We’ve found it hard to convey how badly captured limited partners are, and this example hopefully provides a sufficiently vivid illustration. Here, CalPERS, supposedly the most seasoned and savvy investor in private equity, is flying blind on how much it pays in carry, while going through the empty exercise of meticulously tracking its woefully incomplete tally of visible charges. This is a garbage in, garbage out exercise as far as private equity is concerned. Moreover PE real (as opposed to visible) fees and costs are so high that CalPERS’ claims about its fees and costs across its entire portfolio are rubbish.

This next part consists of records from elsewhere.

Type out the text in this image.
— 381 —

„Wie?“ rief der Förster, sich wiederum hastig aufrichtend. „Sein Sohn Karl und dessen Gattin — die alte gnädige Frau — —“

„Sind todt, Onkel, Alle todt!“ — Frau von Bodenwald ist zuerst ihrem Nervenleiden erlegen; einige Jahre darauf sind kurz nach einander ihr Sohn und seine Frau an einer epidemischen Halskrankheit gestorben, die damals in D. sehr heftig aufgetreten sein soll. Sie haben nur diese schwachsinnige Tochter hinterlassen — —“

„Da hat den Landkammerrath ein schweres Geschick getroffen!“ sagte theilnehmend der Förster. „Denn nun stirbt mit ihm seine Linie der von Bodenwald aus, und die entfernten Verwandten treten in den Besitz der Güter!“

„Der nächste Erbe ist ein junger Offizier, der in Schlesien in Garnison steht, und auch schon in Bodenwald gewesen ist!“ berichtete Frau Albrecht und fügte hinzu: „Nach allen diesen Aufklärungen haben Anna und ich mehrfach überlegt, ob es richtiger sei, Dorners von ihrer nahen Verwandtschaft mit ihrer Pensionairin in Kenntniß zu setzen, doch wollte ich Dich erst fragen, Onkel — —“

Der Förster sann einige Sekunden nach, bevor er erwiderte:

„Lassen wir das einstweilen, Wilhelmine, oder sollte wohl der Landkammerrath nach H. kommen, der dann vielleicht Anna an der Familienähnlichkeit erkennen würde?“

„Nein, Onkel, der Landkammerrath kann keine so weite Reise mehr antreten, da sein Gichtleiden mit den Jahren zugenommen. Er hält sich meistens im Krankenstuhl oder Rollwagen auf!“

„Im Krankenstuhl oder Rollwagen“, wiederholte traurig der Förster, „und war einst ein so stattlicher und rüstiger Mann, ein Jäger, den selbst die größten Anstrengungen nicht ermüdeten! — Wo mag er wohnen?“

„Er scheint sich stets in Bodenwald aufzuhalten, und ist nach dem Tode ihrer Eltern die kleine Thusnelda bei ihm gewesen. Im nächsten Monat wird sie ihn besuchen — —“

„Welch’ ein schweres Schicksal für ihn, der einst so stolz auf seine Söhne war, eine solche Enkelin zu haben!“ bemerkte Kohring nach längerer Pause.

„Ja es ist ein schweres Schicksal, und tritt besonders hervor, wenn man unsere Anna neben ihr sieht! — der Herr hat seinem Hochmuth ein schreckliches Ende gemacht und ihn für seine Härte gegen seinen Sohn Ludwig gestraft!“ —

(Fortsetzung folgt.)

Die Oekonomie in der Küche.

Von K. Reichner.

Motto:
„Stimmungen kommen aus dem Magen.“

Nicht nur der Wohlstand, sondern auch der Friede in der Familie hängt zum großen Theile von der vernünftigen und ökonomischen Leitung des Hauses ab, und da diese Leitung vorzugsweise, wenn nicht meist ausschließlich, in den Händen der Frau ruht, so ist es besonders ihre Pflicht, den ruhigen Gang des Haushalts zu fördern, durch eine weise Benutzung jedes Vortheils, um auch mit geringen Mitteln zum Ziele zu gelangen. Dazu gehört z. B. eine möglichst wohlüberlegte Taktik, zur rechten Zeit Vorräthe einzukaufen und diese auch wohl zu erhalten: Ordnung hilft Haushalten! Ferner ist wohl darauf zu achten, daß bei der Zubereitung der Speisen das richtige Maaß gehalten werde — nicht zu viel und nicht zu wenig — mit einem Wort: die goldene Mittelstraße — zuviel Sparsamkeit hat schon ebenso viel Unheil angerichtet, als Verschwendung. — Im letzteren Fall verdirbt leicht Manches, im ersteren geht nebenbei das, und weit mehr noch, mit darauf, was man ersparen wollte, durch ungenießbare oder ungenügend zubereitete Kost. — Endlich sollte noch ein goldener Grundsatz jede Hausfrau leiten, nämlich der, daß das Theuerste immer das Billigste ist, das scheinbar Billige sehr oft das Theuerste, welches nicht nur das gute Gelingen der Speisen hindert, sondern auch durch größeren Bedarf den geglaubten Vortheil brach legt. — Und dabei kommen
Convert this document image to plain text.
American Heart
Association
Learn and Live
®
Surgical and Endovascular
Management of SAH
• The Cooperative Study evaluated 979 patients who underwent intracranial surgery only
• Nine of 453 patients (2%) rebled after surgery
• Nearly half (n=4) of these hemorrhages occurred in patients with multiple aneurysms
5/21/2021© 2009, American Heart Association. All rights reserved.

Let us put it another way: If you found an aged parent had given money to a fund manager who had the same degree of latitude that private equity firms have to charge fees and expenses and not account for them, you’d not only seek to get the money back from that manager as quickly as possible, you’d seek to take that parent’s checkbook away because they were obviously incapable of managing their investments responsibly. Yet the same sort of recklessly trusting conduct is accepted as perfectly normal by major fiduciaries. Time for state legislatures to wake up, smell the coffee, and start asking some tough questions.